What makes this gathering so large is the fact that it represents a convergence of all the different sects of Hinduism. During the last Kumbh Mela in 2001, 75 million attended with approximately 40 million attending on the busiest and most sacred day.
This pilgrimage and practise has taken place in India for centuries; the first written evidence of which can be dated back to approximately 630 AD. Yet, due to the length of time between each one, every Kumbh Mela is very different from the one before. As a result, the festival attracts researchers who are interested in measuring human progression between the two events, especially in the ‘pop-up’ towns constructed every time to house and cater for the millions of devotees. This year it is the technological advances on personal devices that are highlighted, as well the first ever ‘Greener’ Kumbh Mela attempt.
For example, #kumbhmela is trending on twitter making the distribution of news and alerts much easier.

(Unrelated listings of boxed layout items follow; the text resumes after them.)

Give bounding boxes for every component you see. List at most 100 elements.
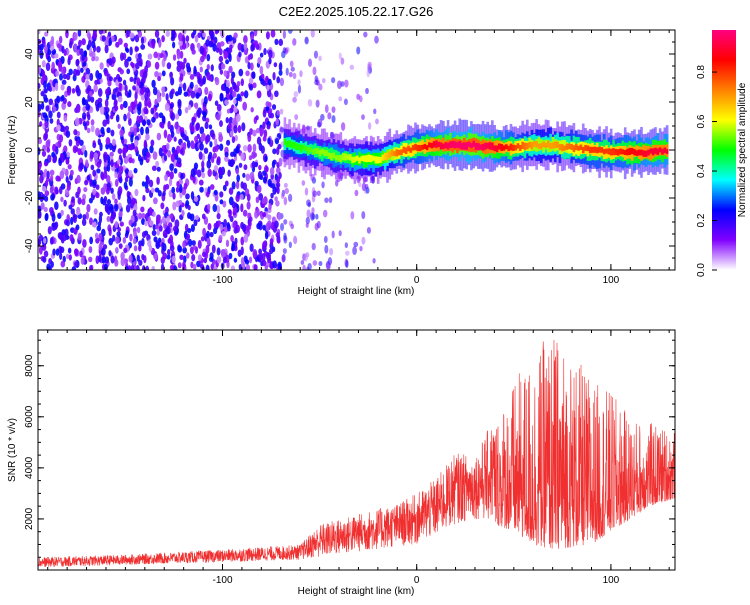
noise-cell — [169, 171, 174, 180]
noise-cell — [52, 156, 57, 162]
noise-cell — [77, 197, 82, 205]
noise-cell — [70, 216, 74, 226]
noise-cell — [94, 79, 99, 85]
noise-cell — [106, 164, 111, 172]
noise-cell — [250, 62, 254, 71]
noise-cell — [240, 203, 244, 213]
noise-cell — [350, 211, 355, 220]
noise-cell — [251, 160, 256, 169]
noise-cell — [265, 75, 269, 83]
noise-cell — [51, 222, 56, 228]
noise-cell — [197, 87, 202, 94]
noise-cell — [186, 233, 191, 241]
ridge-cell — [288, 140, 291, 147]
noise-cell — [214, 138, 218, 147]
noise-cell — [110, 129, 115, 137]
ridge-cell — [430, 142, 434, 149]
noise-cell — [249, 128, 254, 135]
noise-cell — [231, 201, 236, 209]
noise-cell — [91, 40, 96, 49]
ridge-cell — [530, 142, 534, 150]
noise-cell — [140, 206, 145, 213]
noise-cell — [172, 192, 176, 200]
noise-cell — [73, 129, 78, 136]
noise-cell — [114, 203, 119, 212]
noise-cell — [156, 94, 162, 103]
noise-cell — [322, 209, 328, 218]
noise-cell — [169, 213, 174, 219]
noise-cell — [275, 118, 280, 126]
noise-cell — [234, 237, 238, 245]
ridge-cell — [295, 143, 298, 151]
noise-cell — [207, 222, 212, 231]
noise-cell — [86, 30, 90, 38]
noise-cell — [211, 244, 216, 254]
noise-cell — [128, 144, 134, 151]
noise-cell — [52, 143, 57, 152]
noise-cell — [250, 33, 255, 41]
noise-cell — [258, 142, 263, 152]
noise-cell — [190, 90, 196, 99]
noise-cell — [349, 64, 355, 70]
noise-cell — [38, 239, 42, 246]
noise-cell — [64, 125, 70, 131]
noise-cell — [101, 228, 106, 237]
ridge-cell — [574, 144, 578, 151]
noise-cell — [242, 182, 248, 191]
noise-cell — [247, 54, 251, 61]
noise-cell — [173, 149, 178, 158]
ridge-cell — [360, 155, 364, 161]
ridge-cell — [458, 140, 462, 149]
noise-cell — [118, 165, 124, 174]
ridge-cell — [523, 142, 527, 150]
noise-cell — [151, 265, 155, 270]
noise-cell — [161, 216, 167, 225]
noise-cell — [68, 68, 73, 76]
noise-cell — [202, 49, 207, 57]
noise-cell — [188, 238, 193, 247]
ridge-cell — [640, 149, 643, 156]
ridge-cell — [546, 140, 550, 148]
noise-cell — [123, 42, 128, 48]
noise-cell — [169, 244, 175, 252]
noise-cell — [110, 205, 114, 214]
noise-cell — [164, 174, 168, 182]
ridge-cell — [505, 144, 508, 150]
noise-cell — [161, 35, 165, 43]
ridge-cell — [567, 143, 571, 150]
noise-cell — [219, 143, 224, 152]
ridge-cell — [449, 141, 452, 148]
noise-cell — [86, 111, 90, 118]
noise-cell — [52, 248, 56, 256]
noise-cell — [208, 124, 213, 130]
ridge-cell — [484, 142, 487, 150]
noise-cell — [150, 139, 155, 147]
noise-cell — [165, 93, 169, 101]
noise-cell — [116, 231, 121, 237]
ridge-cell — [481, 143, 485, 151]
noise-cell — [264, 155, 268, 162]
noise-cell — [267, 254, 271, 261]
ridge-cell — [502, 145, 506, 151]
colorbar-label: Normalized spectral amplitude — [737, 82, 748, 217]
noise-cell — [213, 189, 218, 196]
noise-cell — [285, 67, 289, 76]
noise-cell — [218, 234, 223, 242]
noise-cell — [283, 219, 288, 225]
noise-cell — [189, 73, 195, 80]
noise-cell — [81, 144, 86, 153]
noise-cell — [238, 162, 243, 168]
noise-cell — [69, 169, 74, 176]
noise-cell — [265, 106, 270, 112]
noise-cell — [199, 80, 204, 87]
ridge-cell — [491, 142, 494, 151]
noise-cell — [140, 126, 144, 136]
noise-cell — [187, 104, 192, 111]
noise-cell — [162, 190, 166, 197]
noise-cell — [262, 211, 267, 218]
noise-cell — [49, 169, 55, 176]
noise-cell — [51, 213, 56, 223]
ridge-cell — [465, 142, 469, 150]
noise-cell — [157, 190, 162, 197]
ridge-cell — [381, 154, 385, 161]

Photo albums are instantly being updated on flickr and instagram, a phenomenon that did not take place at the last Kumbh Mela 12 years ago.
Significantly, this event is also attended by thousands of religious figures and holy men and women from all parts of Hindu culture. This provides an opportunity for religious assemblies to take place where doctrines and practises are discussed. As a consequence, knowledge, understanding and tolerance about the different strands of Hinduism is shared and promoted. These religious figures are now using these advances in technology to distribute their teaching further, making use of webcasts and 3D messaging in order to reach out to a wider audience.
Traditionally pilgrims have travelled to the Kumbh Mela in large groups by trains, buses and by walking miles on foot. However, this year it is expected that a larger number of pilgrims will travel in by SUVs and 4x4s, resulting in over 156 kilometres of roads being laid and double the number of parking lots being installed compared to the last Kumbh Mela in 2001. Many of these cars will be using google maps on smart phones to navigate, and the Kumbh Mela authorities will also be taking advantage of advanced technology such as GPS mapping to assist with their head count.
Additionally, in the wake of events over the past few years, tight security is being implemented with more than 30,000 police stationed on the grounds. 30 police stations and 30 fire stations have also been set up in this temporary town. Alongside this 35 ayurvedic, homeopathic as well as allopathic hospitals have been created, to cater for all different medicinal needs.
With these changes in mind Harvard University is using the opportunity to conduct unique case studies in the ‘pop-up Mega City’. A team of students, professors, doctors, architects and anthropologists visited Allahabad to conduct interdisciplinary research on a variety of subjects, including urban and design studies, religious and cultural studies, environmental science and even communication and technology, demonstrating the significance of the Kumbh Mela to development, as well as to pilgrims.
In this manner, what makes the Kumbh Mela so significant to millions of Hindus around the world, from all different generations, is the fact that it encompasses a rapidly changing world, whilst still staying true to its origins – something which many of the pilgrims are doing themselves.